In a seaside Town Far, Far Away... Cinémoi reviews Aki Kaurismäki’s new film Le Havre, a comic drama that feels like a modern day fairytale Aki Kaurismäki’s latest creation is a melange of styles, references and genres of storytelling. The result is something of a modern day set fairytale or fable, outlined with themes of salvation and unlikely friendships, accompanied with strokes of comic merriness. And even though Le Havre is set in the present, Kaurismäki‘s direction harks back to a love of classical French cinema. This loving sense of nostalgia for the films of Carné, Vigo and in some respects the comedy of Tati and Rohmer, is what makes Le Havre so special.
worDS BY JaCK JoNES
When Marcel Marx (André Wilms), a local shoe shiner, comes across a young stowaway in search of British shores, despite the young boy’s misjudgement, Marx takes pity on his situation and decides to help him. Marx is not alone in helping the boy as the local community rallies together against the Border Protection Agency and the intuitive Inspector Monet (Jean-Pierre Darroussin) who is hot on the trail. Meanwhile Marx’s wife Arletty, another reference to some of the cinematic origins that Le Havre is inspired by, is taken seriously ill. Kaurismäki, however, favours a more optimistic tone as all the locals pull together in the way that you would expect a small community to. This warmth of touch is perfectly balanced with a deadpan humour that on the surface might seem out of place considering the subject matter of human-trafficking. But with a script brimming with wit and charm, all is in good hands. Though Wilms and Blondin Miguel work well as the unlikely duo, it is Jean-Pierre Darroussin who is the star. A fantastically watchable screen presence, Darroussin is also a remarkably
versatile performer. Though stern faced and quizzacal as Inspector Monet, Darroussin has exceptional comic timing. Compare this performance to his role as a mundane psychotic in Early One Morning it’s almost as if they were by two entirely different actors. Though Le Havre will be a delight for lovers of French Cinema, it’s interesting to note that this is a French film made by an outsider. An outsider who clearly is a devotee of said films and filmmakers.
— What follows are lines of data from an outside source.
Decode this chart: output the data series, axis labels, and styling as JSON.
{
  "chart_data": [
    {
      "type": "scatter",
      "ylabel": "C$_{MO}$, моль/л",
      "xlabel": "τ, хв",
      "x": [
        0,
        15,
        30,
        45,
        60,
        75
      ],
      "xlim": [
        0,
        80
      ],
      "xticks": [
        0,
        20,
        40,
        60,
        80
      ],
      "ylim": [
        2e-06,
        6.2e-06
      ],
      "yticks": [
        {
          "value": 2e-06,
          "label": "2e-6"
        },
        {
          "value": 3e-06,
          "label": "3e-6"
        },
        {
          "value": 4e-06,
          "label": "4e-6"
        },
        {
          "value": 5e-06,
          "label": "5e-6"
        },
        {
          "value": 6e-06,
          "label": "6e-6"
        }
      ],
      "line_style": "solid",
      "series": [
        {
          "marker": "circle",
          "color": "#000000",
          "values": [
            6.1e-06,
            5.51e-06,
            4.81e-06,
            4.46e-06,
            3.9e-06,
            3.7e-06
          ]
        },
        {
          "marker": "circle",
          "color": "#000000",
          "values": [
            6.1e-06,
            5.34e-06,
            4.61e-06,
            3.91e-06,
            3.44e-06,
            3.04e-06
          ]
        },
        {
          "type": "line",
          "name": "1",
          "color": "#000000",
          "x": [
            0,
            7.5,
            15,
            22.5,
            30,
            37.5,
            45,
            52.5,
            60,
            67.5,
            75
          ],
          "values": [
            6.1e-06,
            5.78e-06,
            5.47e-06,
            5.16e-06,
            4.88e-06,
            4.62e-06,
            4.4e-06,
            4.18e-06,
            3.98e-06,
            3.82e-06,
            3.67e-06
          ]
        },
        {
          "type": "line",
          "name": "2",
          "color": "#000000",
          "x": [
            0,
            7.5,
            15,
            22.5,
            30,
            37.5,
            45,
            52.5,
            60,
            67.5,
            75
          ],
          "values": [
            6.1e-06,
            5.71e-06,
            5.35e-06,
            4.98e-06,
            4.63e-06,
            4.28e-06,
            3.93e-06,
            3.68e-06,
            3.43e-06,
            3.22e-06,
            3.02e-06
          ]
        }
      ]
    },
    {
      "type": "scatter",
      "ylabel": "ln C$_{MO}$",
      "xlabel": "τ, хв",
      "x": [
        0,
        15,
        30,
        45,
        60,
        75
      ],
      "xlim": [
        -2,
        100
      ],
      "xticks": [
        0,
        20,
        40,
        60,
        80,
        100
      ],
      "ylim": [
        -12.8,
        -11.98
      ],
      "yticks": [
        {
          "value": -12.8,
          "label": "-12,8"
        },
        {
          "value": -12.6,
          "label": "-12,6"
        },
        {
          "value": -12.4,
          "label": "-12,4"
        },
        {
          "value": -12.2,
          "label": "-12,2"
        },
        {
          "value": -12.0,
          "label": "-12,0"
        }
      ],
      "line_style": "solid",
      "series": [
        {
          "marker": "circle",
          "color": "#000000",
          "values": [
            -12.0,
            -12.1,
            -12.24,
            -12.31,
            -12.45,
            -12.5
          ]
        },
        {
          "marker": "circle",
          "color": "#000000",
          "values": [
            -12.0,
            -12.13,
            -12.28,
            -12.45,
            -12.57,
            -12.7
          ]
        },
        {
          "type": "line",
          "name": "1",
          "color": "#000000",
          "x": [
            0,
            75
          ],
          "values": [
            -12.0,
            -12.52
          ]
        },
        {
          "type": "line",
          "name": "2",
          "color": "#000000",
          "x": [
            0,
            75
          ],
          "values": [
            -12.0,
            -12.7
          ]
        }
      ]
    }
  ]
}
Kaurismäki is of course very cineliterate in his work, but that does not mean his films aren’t for everyone. Le Havre is no different. This may also be one of the few examples where a film about human trafficking is suitable for a younger audience. With a PG certificate Le Havre should reach a wide audiences. And one hopes it certainly does, as your not going to find many films that bring a genuine smile to your face once the credits roll.
Le Havre is in cinemas and available on Curzon on Demand 6 April via Artificial Eye
“Kaurismäki‘s direction harks back to a love of classical French cinema. This loving sense of nostalgia for the films of Carné, Vigo and in some respects the comedy of Tati and Rohmer, is what makes Le Havre so special.”